Polytéréphtalate d’éthylène, ou PET

Le PET est un matériau très utilisé pour fabriquer des bouteilles de soda, mais aussi des emballages alimentaires, des fibres textiles, des revêtements à usage industriel, etc. En 2013, environ 56 millions de tonnes de PET furent produites. Or, si le recyclage mécanique du PET est possible (notamment pour en faire des fibres textiles, voire pour refaire des bouteilles) son recyclage chimique, consistant à décomposer le PET en ses précurseurs, est difficilement rentable. Mais surtout, étant inerte, il résiste particulièrement bien à la dégradation microbienne. De fait, sa durée de vie dans la nature est de plusieurs dizaines d’années [1].
C’est pourquoi un groupe de chercheurs japonais s’est intéressé à la décomposition enzymatique du PET. Leurs travaux, que nous allons examiner ici, on fait l’objet d’une publication dans la prestigieuse revue Science A bacterium that degrades and assimilates poly(ethylene terephthalate), par Yoshida et al.

Méthode

Identification de la bactérie Ideonella sakaiensis

D : des bactéries Ideonella sakaiensis sur le film de PET ; E : les bactéries semblent connectées entre elles par des appendices ; F : des appendices connectent également les bactéries au film, et délivrent peut-être les enzymes qui en permettent la décomposition.
Les auteurs ont récolté 250 échantillons de « boue » contaminés par du PET, et y ont cherché des organismes capables de dégrader le PET. Pour ce faire, ils ont cherché des films de PET sur lesquels des colonies de micro-organismes apparaîtraient, manifestant la capacité de s’en nourrir. Ils réussirent à trouver un tel échantillon, contenant sur son film de PET un « consortium » de micro-organismes d’espèces très différentes. En procédant par dilutions successives, ils parvinrent à identifier l’espèce responsable de la décomposition du PET : Ideonella sakaiensis. Quoique le genre Ideonella fût déjà connu, l’espèce sakaiensis ne l’était pas. D’après leurs mesures, la décomposition quasi-totale du film de PET par Ideonella sakaiensis prend environ six semaines à 30° C.

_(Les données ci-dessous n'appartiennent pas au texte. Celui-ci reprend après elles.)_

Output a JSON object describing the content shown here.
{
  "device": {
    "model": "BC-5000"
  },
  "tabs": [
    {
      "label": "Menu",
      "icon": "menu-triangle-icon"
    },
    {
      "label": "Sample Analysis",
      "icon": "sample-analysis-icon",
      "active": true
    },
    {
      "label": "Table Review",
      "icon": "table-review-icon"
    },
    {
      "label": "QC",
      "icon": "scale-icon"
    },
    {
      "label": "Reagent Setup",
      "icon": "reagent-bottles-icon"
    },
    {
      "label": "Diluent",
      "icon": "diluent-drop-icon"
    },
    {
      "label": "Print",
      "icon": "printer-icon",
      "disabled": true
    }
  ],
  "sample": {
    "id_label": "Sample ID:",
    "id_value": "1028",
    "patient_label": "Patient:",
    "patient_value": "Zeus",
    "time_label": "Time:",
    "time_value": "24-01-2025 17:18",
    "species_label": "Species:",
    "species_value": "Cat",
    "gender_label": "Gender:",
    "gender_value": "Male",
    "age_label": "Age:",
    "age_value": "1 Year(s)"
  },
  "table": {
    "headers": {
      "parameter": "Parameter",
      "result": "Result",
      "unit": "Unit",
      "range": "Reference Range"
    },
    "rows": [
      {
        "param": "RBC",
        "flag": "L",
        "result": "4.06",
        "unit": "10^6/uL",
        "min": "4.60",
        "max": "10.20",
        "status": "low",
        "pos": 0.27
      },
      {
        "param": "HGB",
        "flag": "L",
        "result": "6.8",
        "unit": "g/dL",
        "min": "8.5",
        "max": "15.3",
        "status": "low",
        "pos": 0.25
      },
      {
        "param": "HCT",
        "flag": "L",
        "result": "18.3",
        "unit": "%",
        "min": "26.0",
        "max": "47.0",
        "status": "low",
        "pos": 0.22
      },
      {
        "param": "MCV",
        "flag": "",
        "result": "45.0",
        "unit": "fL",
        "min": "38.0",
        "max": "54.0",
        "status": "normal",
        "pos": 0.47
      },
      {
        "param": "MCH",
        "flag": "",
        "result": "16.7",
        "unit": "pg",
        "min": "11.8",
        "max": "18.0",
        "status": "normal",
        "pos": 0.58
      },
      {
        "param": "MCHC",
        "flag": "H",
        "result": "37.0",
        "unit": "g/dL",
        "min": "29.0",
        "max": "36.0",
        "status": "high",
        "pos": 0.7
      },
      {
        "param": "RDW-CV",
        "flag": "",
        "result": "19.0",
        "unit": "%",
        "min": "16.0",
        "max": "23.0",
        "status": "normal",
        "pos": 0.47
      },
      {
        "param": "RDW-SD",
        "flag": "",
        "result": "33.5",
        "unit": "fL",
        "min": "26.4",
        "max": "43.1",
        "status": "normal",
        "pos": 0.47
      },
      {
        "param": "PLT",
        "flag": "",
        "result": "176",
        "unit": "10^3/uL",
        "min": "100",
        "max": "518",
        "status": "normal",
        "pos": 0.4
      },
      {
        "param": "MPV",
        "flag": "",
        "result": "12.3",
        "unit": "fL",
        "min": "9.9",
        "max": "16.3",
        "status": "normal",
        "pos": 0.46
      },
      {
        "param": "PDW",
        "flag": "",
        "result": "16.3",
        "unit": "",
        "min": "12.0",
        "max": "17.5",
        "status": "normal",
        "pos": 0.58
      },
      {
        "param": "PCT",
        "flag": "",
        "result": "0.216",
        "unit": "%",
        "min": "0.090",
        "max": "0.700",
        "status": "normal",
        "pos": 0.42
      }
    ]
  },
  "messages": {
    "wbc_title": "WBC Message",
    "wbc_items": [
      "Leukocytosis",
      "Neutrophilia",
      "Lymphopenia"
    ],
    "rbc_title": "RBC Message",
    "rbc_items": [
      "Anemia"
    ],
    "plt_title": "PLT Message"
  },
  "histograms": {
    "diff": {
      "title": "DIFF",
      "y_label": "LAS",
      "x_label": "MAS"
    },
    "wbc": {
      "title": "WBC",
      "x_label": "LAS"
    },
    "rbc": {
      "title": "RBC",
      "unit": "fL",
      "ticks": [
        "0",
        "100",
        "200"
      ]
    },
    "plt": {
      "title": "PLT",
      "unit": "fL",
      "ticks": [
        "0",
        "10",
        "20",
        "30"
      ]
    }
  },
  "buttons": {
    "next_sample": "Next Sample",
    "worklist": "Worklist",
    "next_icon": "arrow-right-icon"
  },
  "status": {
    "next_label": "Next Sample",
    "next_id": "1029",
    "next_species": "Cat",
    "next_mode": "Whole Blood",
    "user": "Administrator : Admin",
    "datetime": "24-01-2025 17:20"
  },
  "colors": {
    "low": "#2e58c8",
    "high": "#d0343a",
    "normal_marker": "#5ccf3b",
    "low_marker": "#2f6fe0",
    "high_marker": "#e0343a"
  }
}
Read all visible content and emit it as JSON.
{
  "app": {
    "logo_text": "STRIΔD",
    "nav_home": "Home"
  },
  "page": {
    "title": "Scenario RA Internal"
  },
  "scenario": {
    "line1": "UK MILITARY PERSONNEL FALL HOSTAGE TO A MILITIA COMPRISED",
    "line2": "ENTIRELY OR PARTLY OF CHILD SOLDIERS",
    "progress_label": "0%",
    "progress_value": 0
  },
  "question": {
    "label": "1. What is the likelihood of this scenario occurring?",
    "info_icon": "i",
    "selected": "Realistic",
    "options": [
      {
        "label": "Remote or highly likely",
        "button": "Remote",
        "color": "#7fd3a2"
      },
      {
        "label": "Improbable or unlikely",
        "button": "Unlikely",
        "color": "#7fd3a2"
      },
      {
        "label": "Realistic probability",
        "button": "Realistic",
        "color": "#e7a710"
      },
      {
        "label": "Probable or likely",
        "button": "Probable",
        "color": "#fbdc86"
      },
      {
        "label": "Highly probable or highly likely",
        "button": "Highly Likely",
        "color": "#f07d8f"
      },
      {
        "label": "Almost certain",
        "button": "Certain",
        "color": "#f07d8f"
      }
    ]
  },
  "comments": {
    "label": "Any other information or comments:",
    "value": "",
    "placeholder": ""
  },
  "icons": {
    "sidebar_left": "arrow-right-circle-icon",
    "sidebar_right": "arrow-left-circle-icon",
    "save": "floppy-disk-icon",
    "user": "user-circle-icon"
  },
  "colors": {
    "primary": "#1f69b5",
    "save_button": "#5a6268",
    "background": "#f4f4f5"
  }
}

Identification du gène de l’enzyme hydrolysant le PET

L’analyse du génome de la bactérie permit aux chercheurs japonais d’identifier un gène d’intérêt : ISF6_4831. Celui-ci code une protéine apparentée à une hydrolase connue pour sa capacité à dégrader le PET (du moins à 55° C). La protéine correspondante, ISF6_4831, fut testée sur un film de PET. Elle le dégrada, essentiellement en acide mono(2-hydroxyéthyl) téréphtalique, ou MHET. Après avoir comparé l’action de cette protéine sur le PET avec celle de protéines similaires, les auteurs ont constaté que ISF6_4831 produit de loin les meilleurs résultats. Ils la considèrent donc comme une PETase.
La PETase a d’ailleurs le bon goût d’être efficace à basse température, ce qui en facilite l’utilisation. Les auteurs précisent que, bien qu’ils disposent de la séquences d’acides aminés constituant la PETase, sa structure tridimensionnelle leur reste inconnue. De fait, ils ignorent comment, exactement, la PETase se lie au PET et le dégrade. La comparaison de la séquence de la PETase aux bases de données n’a rien fourni, nous sommes donc face à une molécule proprement « nouvelle ».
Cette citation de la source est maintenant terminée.